A punto y seguido de dar fin a este año de curvas pendientes de doblegar, me viene a la memoria una frase de un buen amigo quien, en época de tribulación y confinamiento, me dijo que un partido político es una combinación inestable de obreros, técnicos e intelectuales. Me llamó la atención la afirmación porque contenía en sí misma todo un tratado sobre la política clásica, sobre los equilibrios internos de las organizaciones y hasta una síntesis de cómo funcionan los ecosistemas de poder.
La ruptura de esos balances suele encaminar inexorablemente a los partidos políticos hacia su liquidación, aunque en un primer momento pueda parecer que no es así.
Vaya por delante que todas las categorías de esta trinidad son necesarias y ninguna está abocada a ser superior a las demás.

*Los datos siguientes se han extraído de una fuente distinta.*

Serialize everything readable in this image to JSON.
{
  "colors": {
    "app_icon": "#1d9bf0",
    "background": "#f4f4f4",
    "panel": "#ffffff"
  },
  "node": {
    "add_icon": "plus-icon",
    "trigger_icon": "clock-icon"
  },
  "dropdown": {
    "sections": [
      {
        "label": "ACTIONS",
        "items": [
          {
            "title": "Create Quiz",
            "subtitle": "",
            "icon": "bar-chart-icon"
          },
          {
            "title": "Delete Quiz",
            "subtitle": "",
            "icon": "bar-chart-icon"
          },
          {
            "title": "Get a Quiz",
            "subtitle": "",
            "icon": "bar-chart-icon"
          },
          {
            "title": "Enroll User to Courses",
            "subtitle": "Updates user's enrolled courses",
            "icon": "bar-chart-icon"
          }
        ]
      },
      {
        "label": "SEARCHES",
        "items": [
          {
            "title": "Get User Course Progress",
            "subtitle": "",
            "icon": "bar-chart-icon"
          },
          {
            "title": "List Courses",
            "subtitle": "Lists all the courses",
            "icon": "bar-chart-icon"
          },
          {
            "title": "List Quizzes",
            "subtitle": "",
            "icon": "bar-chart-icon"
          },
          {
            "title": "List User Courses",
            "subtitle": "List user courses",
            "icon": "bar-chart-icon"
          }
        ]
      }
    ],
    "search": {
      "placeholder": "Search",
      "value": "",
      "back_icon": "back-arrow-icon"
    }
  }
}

Son complementarias y obligadas a entenderse. Y no hay peor daño endémico en una organización política que el derivado de que cualquiera de estas categorías propenda a imponerse sobre las demás en una suerte de lucha de clases interna. Si vencen los obreros, no hay pensamiento crítico; si vencen los técnicos, solo hay tecnocracia; si vencen los intelectuales, no hay acción y, por consiguiente, no hay nada.

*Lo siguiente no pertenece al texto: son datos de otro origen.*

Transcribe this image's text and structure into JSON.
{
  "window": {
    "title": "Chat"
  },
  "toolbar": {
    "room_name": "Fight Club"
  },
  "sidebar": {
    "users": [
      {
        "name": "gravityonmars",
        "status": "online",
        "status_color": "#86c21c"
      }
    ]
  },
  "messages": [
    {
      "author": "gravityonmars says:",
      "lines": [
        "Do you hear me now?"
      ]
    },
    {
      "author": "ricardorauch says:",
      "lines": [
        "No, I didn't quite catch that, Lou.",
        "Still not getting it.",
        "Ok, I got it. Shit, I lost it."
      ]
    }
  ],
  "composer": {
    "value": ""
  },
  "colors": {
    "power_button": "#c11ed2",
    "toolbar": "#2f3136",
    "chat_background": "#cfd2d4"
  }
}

Una primera patología individual tiene lugar cuando un miembro de uno de estos bloques pretende suplantar el papel de otro bloque. No hay nada más patético que un obrero pretendiendo ser intelectual como no hay nada más bochornoso que un intelectual aspirando a ser obrero. Y no hay juicio de superioridad en esta aseveración, porque tan importante es ejercer el rol de trabajador como el de intelectual.
Tampoco debe llevar a equívocos la expresión «intelectual», que no es sinónimo de inteligente. En mi carrera política he conocido intelectuales que no tenían inteligencia y obreros provistos de una clarividencia preternatural que ya quisieran muchos superdotados. Del mismo modo que he conocido a quienes han querido jugar a ser, simultáneamente, obrero, técnico e intelectual. Hay que ser muy bueno para poder jugar en todas las líneas, porque, de lo contrario, se corre el riesgo de acabar siendo nada.

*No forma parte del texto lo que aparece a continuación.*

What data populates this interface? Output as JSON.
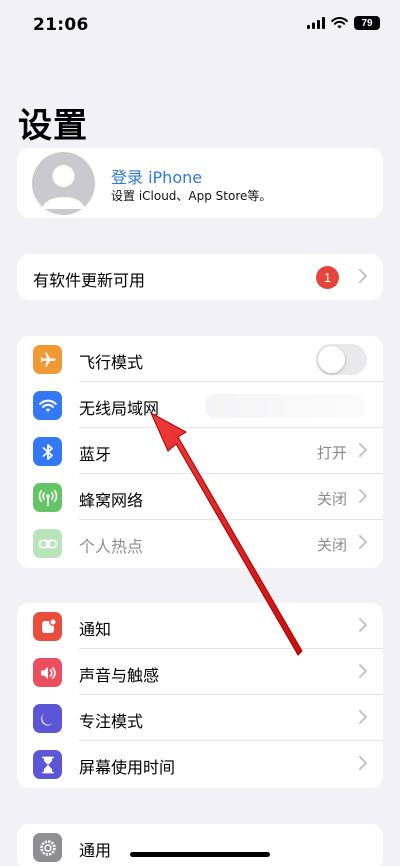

La rama de los técnicos es categóricamente necesaria y está conformada por aquellas personas con conocimientos profesionales necesarios para dar contenido a los programas del partido. Y es indispensable porque ni los obreros ni los intelectuales tienen aptitudes para poder hacerlo, por mucho que algunos crean que son Kennedy revividos.
Ahora bien, no hay mayor peligro para la política, con el debido respeto del populismo, que la tecnocracia. Y España es un país en el que en las últimas décadas ha habido gobiernos sin Administración y administraciones sin Gobierno. En un tiempo de resaca de reflexión crítica y de abandono del pensamiento, existe la tentación social de dejar que sean los técnicos los que manden. Es un error colosal, auspiciado indudablemente por el deterioro de la política entendida al modo clásico, antes de Instagram.
Otro rasgo característico es que los obreros desprecien a los intelectuales y que los intelectuales detesten a los obreros. En el limbo siempre quedan los técnicos en estos casos. El obrero acostumbra a entender que los procesos electorales se ganan gracias a su trabajo de base, mientras que los intelectuales piensan que las elecciones se ganan a pesar del trabajo de ciertos obreros. Ambas afirmaciones son erróneas y causan importantes estragos internos. Los esfuerzos son suplementarios, y del mismo modo que hay obreros inútiles, hay también intelectuales prescindibles.
Cierto es, por orden natural, que el número de obreros siempre es mayor que el de intelectuales, de modo que cuantitativamente la presión siempre es mayor en ese bloque. Como es cierto también que las necesidades de supervivencia de muchos miembros de los partidos políticos no son exclusivas de los obreros, sino que también hay intelectuales que no tienen a dónde ir fuera de estas organizaciones. Por eso, los técnicos tienen la ventaja personal de que no sufren la presión de la necesidad, generando en ellos un estado inquietante de comodidad y hasta de cierta pretendida superioridad en determinados casos. Otro error de manual, y esta vez, no de resistencia.
En suma, los partidos políticos son equilibrio o no son. Equilibrio inestable siempre, pero equilibrio. Y cada uno debe encontrar su posición, no sea que acabe jugando de portero el delantero que no se ha puesto unos guantes en su vida.
En estos tiempos en los que, para algún gobernante de pelo en ristre, la Navidad es tiempo de reflexión republicana, lo primero que habría que preguntarse es qué somos cada uno de nosotros en nuestros partidos políticos. Y no vale pedir a los Reyes Magos lo que no podemos ser, por mucho que queramos.